Two cases show that indigenous wisdom could be linked to unknown factors, writes Dr Kepa Morgan, senior lecturer in civil and environmental engineering at Auckland University.

Attempts to sensationalise the taniwha issue raised by Glen Wilcox should be condemned.




article on the Auckland Council's Maori Statutory Board warning to planners about the taniwha who lived in an ancient creek running past the Town Hall and down Queen St, was deemed significant enough to warrant front-page attention.

It seems there should be great concern that Ngati Whatua are raising issues informed by their cultural knowledge and values.

Has the possibility been considered that the concerns raised by Ngati Whatua may contribute to an improved design for the downtown rail link?

What these concerns relate to is unclear but one would have to assume they relate to fears that the Maori Statutory Board may expect to participate in other decision-making if allowed to influence the design process for this project.

So why shouldn't Ngati Whatua be asking Auckland's transport committee to give consideration to the taniwha?

It is suggested that in the past Maori have dredged up myths of taniwha in other places with the sole intention of frustrating the progress of projects.

Examples offered include Karu Tahi stopping construction on State Highway 1 near Meremere and causing the road to be rerouted, and the protests at the Ngawha prison site near Kaikohe.

It is of relevance to consider what has happened subsequently in each of these cases.


The indigenous wisdom of Ngati Naho states that Karu Tahi lives in the boggy marsh which would have been encroached upon by construction of the state highway when the Waikato River floods (Herald, November 9, 2002).

In February 2004, about 14 months after the state highway construction was complete, unseasonal wet weather caused flooding of the Waikato River which would have threatened the integrity of the original highway batter design.

Fortunately the redesigned section, which accommodated the Ngati Naho concerns and avoided encroaching on the swamp - an integral part of the flood plain - remained intact, avoiding what could have been potentially costly flood repairs.

In the case of the Ngawha Prison, the taniwha is the log Takauere.

Professor Patu Hohepa (Waitangi Tribunal) considers taniwha to be esoteric minders, protectors of important places, which then have their importance enhanced by the presence of taniwha.

At Ngawha, the prison construction continued without change, despite similar opposition to the project that was experienced in the Karu Tahi example.

Following completion of the prison complex issues arose regarding foundation instability.

These had been noted by workers during construction. In 2007, the Government admitted the prison (which cost $137 million - $100 million more than the original project estimate), was sinking into the ground and required repairs.

In conclusion, it is suggested that taniwha be considered as manifestations of complex phenomena that are not well understood within the narrow constraints of many people's reasoning.

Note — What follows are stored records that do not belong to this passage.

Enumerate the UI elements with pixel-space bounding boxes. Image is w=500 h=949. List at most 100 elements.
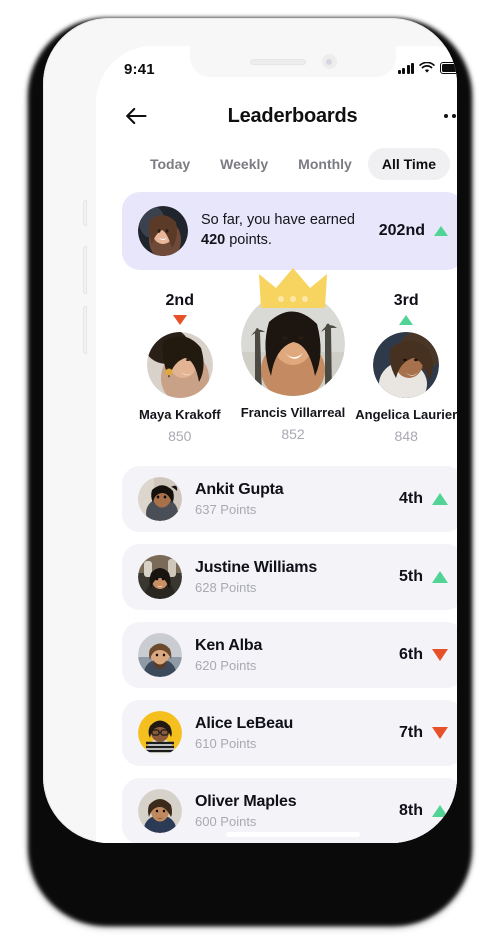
row-rank: 7th [399, 723, 423, 741]
row-points: 600 Points [195, 814, 257, 830]
phone-device-body: 9:41 Leaderboards Today Weekly Monthly A… [43, 18, 457, 843]
triangle-down-icon [432, 648, 448, 661]
podium-third-rank: 3rd [393, 292, 419, 309]
row-points: 610 Points [195, 736, 257, 752]
podium: 2nd Maya Krakoff 850 Francis Villarreal … [122, 268, 457, 444]
more-options-button[interactable] [434, 108, 457, 124]
avatar-image [138, 206, 188, 256]
row-points: 637 Points [195, 502, 257, 518]
podium-first-name: Francis Villarreal [240, 405, 346, 420]
front-camera-icon [321, 54, 337, 69]
row-rank: 8th [399, 801, 423, 819]
back-button[interactable] [121, 101, 151, 131]
triangle-up-icon [432, 492, 448, 505]
tab-today[interactable]: Today [136, 148, 204, 180]
ellipsis-icon-dot [451, 113, 456, 119]
podium-third-score: 848 [394, 427, 418, 444]
triangle-up-icon [432, 570, 448, 583]
phone-screen: 9:41 Leaderboards Today Weekly Monthly A… [96, 46, 457, 843]
table-row[interactable]: Alice LeBeau 610 Points 7th [122, 699, 457, 766]
tab-weekly[interactable]: Weekly [206, 148, 282, 180]
status-time: 9:41 [124, 60, 155, 78]
podium-second-place[interactable]: 2nd Maya Krakoff 850 [124, 292, 236, 444]
podium-second-avatar [146, 332, 213, 398]
avatar-image [138, 710, 182, 755]
avatar-image [373, 332, 440, 398]
row-points: 628 Points [195, 580, 257, 596]
wifi-icon [419, 62, 435, 73]
avatar-image [138, 788, 182, 833]
app-header: Leaderboards [96, 90, 457, 142]
period-tabs: Today Weekly Monthly All Time [96, 142, 457, 190]
row-rank-group: 8th [399, 802, 448, 820]
row-name: Ankit Gupta [195, 481, 284, 498]
podium-second-trend [172, 315, 187, 325]
tab-monthly[interactable]: Monthly [284, 148, 366, 180]
podium-second-name: Maya Krakoff [138, 407, 221, 422]
my-rank-points: 420 [201, 232, 226, 248]
triangle-up-icon [434, 226, 448, 236]
row-avatar [138, 554, 182, 599]
triangle-down-icon [432, 726, 448, 739]
row-name: Alice LeBeau [195, 715, 294, 732]
avatar-image [138, 632, 182, 677]
home-indicator[interactable] [226, 831, 360, 837]
my-rank-text-after: points. [225, 232, 272, 248]
podium-third-trend [399, 315, 414, 325]
podium-first-place[interactable]: Francis Villarreal 852 [237, 268, 349, 442]
volume-down-button[interactable] [83, 306, 87, 354]
avatar-image [138, 554, 182, 599]
row-rank-group: 4th [399, 490, 448, 508]
row-avatar [138, 632, 182, 677]
triangle-up-icon [399, 315, 414, 325]
row-avatar [138, 788, 182, 833]
podium-first-score: 852 [281, 425, 305, 442]
leaderboard-content: So far, you have earned 420 points. 202n… [96, 190, 457, 843]
row-points: 620 Points [195, 658, 257, 674]
row-info: Oliver Maples 600 Points [195, 792, 386, 829]
leaderboard-list: Ankit Gupta 637 Points 4th Justine Willi… [122, 465, 457, 843]
my-rank-text-before: So far, you have earned [201, 212, 355, 229]
podium-third-avatar [373, 332, 440, 398]
volume-up-button[interactable] [83, 246, 87, 294]
row-info: Alice LeBeau 610 Points [195, 714, 386, 751]
silent-switch[interactable] [83, 200, 87, 226]
row-rank: 6th [399, 645, 423, 663]
podium-second-rank: 2nd [165, 292, 194, 309]
row-avatar [138, 710, 182, 755]
device-notch [190, 46, 396, 77]
row-info: Ankit Gupta 637 Points [195, 480, 386, 517]
row-rank-group: 7th [399, 724, 448, 742]
battery-full-icon [440, 62, 457, 74]
row-name: Justine Williams [195, 559, 318, 576]
tab-all-time[interactable]: All Time [367, 148, 451, 180]
row-info: Justine Williams 628 Points [195, 558, 386, 595]
row-rank-group: 6th [399, 646, 448, 664]
earpiece-speaker-icon [249, 58, 306, 65]
status-icons [397, 62, 457, 74]
triangle-up-icon [432, 804, 448, 817]
row-name: Ken Alba [195, 637, 263, 654]
my-avatar [138, 206, 188, 256]
avatar-image [138, 476, 182, 521]
podium-first-crown-wrap [241, 268, 345, 396]
podium-third-place[interactable]: 3rd Angelica Laurier 848 [350, 292, 457, 444]
my-rank-card[interactable]: So far, you have earned 420 points. 202n… [122, 192, 457, 270]
my-rank-message: So far, you have earned 420 points. [201, 211, 366, 250]
table-row[interactable]: Ankit Gupta 637 Points 4th [122, 465, 457, 532]
podium-third-name: Angelica Laurier [355, 407, 457, 422]
table-row[interactable]: Justine Williams 628 Points 5th [122, 543, 457, 610]
screenshot-root: 9:41 Leaderboards Today Weekly Monthly A… [0, 0, 500, 949]
row-rank: 5th [399, 567, 423, 585]
row-avatar [138, 476, 182, 521]
table-row[interactable]: Ken Alba 620 Points 6th [122, 621, 457, 688]
row-name: Oliver Maples [195, 793, 297, 810]
triangle-down-icon [172, 315, 187, 325]
my-rank-right: 202nd [379, 222, 448, 240]
ellipsis-icon-dot [443, 113, 448, 119]
my-rank-position: 202nd [378, 222, 425, 239]
row-rank: 4th [399, 489, 423, 507]
row-rank-group: 5th [399, 568, 448, 586]
page-title: Leaderboards [227, 104, 358, 127]
avatar-image [146, 332, 213, 398]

In the case of Karu Tahi, the perils of constructing on flood plains are very real to engineers but in this case, before the intervention of Ngati Naho, a potential risk seems to have been overlooked.

In the case of Ngawha, quite possibly the ground instability was a known manifestation of that area associated with the taniwha in indigenous wisdom.

If the initiative had allowed a more thorough investigation of tangata whenua concerns, it is possible the current situation may have been avoided.

The point is not whether the engineers in either case could have done a better job, but rather that developments are not always appropriate everywhere that they are proposed.

And that in most cases the information that engineers are relying on to make decisions is incomplete and fallible.

Therefore it is prudent to take into account all sources of knowledge, rather than assuming that a poorly informed mono-cultural understanding of an issue is the only one that really matters.

Assumption is often the father of ignorance.